Rasmussen has published its latest poll on public support for the space program, and has found some encouraging news and some not-so-encouraging news for space advocates. Some of the results may be skewed by the nature of the questions, however.
Rasmussen has found that 52 percent of those asked agree that the space shuttle program, now scheduled to conclude next July, has been worth the cost. 28 percent do not agree that the space shuttle program has been worth the cost, while 20 percent are not sure.
When it comes to whether the NASA budget should be cut back or increased, the results are even at 41 percent cut back and 41 percent increased, with 17 percent unsure.
Other results include:
“Forty percent (40%) of Americans feel the space program should be funded by the government, up slightly from April. Thirty-two percent (32%) say funding for the program should come from the private sector. Twenty-eight percent (28%) are undecided.
“Interestingly, most entrepreneurs and private company employees feel the space program should be government-funded, while the plurality of government workers feel the private sector should handle the expense.
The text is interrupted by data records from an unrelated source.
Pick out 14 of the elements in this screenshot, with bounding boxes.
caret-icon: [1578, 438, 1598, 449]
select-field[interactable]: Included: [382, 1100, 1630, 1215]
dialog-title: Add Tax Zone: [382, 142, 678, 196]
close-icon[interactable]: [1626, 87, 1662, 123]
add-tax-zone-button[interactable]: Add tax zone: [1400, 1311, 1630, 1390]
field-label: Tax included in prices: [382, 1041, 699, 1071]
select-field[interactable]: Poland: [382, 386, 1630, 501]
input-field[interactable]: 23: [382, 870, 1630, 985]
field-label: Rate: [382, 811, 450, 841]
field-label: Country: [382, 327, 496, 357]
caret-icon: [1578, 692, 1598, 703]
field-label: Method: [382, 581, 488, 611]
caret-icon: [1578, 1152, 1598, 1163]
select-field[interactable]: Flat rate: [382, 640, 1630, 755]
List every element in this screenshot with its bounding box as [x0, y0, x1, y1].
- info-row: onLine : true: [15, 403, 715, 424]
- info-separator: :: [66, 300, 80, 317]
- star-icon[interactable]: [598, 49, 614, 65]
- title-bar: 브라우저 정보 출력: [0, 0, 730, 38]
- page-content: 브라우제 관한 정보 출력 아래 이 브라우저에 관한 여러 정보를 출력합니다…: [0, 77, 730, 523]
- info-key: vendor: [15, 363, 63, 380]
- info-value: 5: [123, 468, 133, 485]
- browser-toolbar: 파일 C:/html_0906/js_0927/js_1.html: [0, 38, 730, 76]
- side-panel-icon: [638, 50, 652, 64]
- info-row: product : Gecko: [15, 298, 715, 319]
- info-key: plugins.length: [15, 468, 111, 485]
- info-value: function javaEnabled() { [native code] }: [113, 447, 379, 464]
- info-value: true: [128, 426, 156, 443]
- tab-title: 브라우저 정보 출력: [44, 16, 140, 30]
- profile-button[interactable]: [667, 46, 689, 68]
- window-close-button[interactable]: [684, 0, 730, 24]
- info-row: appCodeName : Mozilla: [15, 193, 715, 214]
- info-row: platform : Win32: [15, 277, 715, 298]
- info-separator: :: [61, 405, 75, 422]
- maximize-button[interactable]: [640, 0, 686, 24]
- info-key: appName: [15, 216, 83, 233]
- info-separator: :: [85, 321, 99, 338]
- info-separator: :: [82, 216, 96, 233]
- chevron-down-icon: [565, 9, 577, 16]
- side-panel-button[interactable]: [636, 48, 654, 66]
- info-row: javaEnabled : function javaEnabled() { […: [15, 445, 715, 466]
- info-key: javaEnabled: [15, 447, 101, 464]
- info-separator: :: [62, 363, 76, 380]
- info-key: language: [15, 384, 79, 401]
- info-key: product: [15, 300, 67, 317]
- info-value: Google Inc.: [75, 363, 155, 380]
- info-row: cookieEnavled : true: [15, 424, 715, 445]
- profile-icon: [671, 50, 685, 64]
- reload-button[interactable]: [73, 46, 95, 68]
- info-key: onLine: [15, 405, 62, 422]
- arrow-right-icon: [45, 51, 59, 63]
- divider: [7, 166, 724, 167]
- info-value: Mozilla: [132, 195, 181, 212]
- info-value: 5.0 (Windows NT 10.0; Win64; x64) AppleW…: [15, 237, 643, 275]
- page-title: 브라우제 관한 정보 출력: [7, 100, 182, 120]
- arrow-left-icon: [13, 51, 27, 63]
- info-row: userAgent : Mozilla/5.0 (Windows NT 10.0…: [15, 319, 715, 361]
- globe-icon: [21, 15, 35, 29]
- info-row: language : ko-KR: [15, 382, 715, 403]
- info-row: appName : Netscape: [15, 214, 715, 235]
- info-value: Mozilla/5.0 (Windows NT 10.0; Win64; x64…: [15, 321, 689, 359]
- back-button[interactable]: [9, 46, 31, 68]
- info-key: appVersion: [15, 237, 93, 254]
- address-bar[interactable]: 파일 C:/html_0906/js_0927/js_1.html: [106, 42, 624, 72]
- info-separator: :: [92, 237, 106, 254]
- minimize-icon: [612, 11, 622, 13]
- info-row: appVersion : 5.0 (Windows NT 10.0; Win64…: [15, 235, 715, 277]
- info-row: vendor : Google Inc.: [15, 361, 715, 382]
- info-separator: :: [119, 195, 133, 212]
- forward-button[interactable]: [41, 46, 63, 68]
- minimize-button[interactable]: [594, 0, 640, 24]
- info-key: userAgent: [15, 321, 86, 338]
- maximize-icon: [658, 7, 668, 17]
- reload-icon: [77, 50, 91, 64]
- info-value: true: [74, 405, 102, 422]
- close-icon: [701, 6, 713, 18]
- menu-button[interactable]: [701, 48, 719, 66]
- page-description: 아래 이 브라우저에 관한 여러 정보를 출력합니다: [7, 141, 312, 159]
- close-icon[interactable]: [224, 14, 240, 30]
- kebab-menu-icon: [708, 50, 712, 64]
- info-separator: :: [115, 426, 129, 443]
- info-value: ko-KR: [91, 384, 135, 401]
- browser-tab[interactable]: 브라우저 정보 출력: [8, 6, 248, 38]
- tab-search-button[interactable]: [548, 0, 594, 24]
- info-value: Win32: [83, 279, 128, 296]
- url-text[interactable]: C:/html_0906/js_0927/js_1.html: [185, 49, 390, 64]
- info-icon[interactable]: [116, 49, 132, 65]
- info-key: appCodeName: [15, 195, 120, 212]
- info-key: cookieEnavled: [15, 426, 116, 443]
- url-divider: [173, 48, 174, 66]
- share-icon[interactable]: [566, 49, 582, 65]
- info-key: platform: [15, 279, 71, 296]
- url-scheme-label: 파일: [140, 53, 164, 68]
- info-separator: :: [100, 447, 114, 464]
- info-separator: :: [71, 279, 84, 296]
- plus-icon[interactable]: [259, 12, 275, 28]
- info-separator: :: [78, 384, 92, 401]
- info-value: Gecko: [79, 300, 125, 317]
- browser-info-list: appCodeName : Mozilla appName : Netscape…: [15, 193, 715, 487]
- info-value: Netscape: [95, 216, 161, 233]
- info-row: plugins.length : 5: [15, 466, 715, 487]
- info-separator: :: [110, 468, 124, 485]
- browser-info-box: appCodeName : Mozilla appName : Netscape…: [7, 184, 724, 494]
“An overwhelming 72% say it’s at least somewhat important for the United States to have a manned space program, including 35% who say it’s Very Important. Only 21% say it’s not very or not at all important for the country to send humans into space.
“Once NASA ends its manned space shuttles, it will rely on unmanned missions for research purposes. Seventy-six percent (76%) say it’s important for the country to have a space program that relies on unmanned research spaceships, including 29% who say it’s Very Important. Sixteen percent (16%) don’t feel these types of space missions are important.
“Eighty percent (80%) have a favorable opinion of NASA, while just 14% have an unfavorable impression of the country’s space program. These findings include 32% who have a Very Favorable opinion and only four percent (4%) who have a Very Unfavorable view. In January, just 64% had a favorable opinion of NASA, and 20% did not.”
As usual, some of the results may have more to do with the nature of the question than people’s actual informed opinion. For instance, the question of whether NASA’s budget should be increased or decreased does not include information about how much NASA’s budget currently is. Other polling data suggest that many Americans have an exaggerated view of how much NASA spends per year, sometimes by orders of magnitude. The answers might change if the fact that NASA’s new budget is about $19 billion, and not $100 billion, was included in the question.
Also, the either/or nature of the “government vs. private” question gives a misleading answer. There is no choice that suggests that government and the private sector both have a role in conducting space exploration.
One interesting result is that people in the private sector tend to believe that government should pay for space exploration while people in government believe that the private sector should pay. That suggests that people in private business may know a thing or two about what private business can and cannot do. On the other hand, perhaps people in government may have an inflated view of the current capabilities of the commercial sector.
As Rasmussen notes, the current results are slightly more favorable toward the space program than previous polling. That would tend to suggest the public debate over President Obama’s new space policy may be having an effect on public opinion.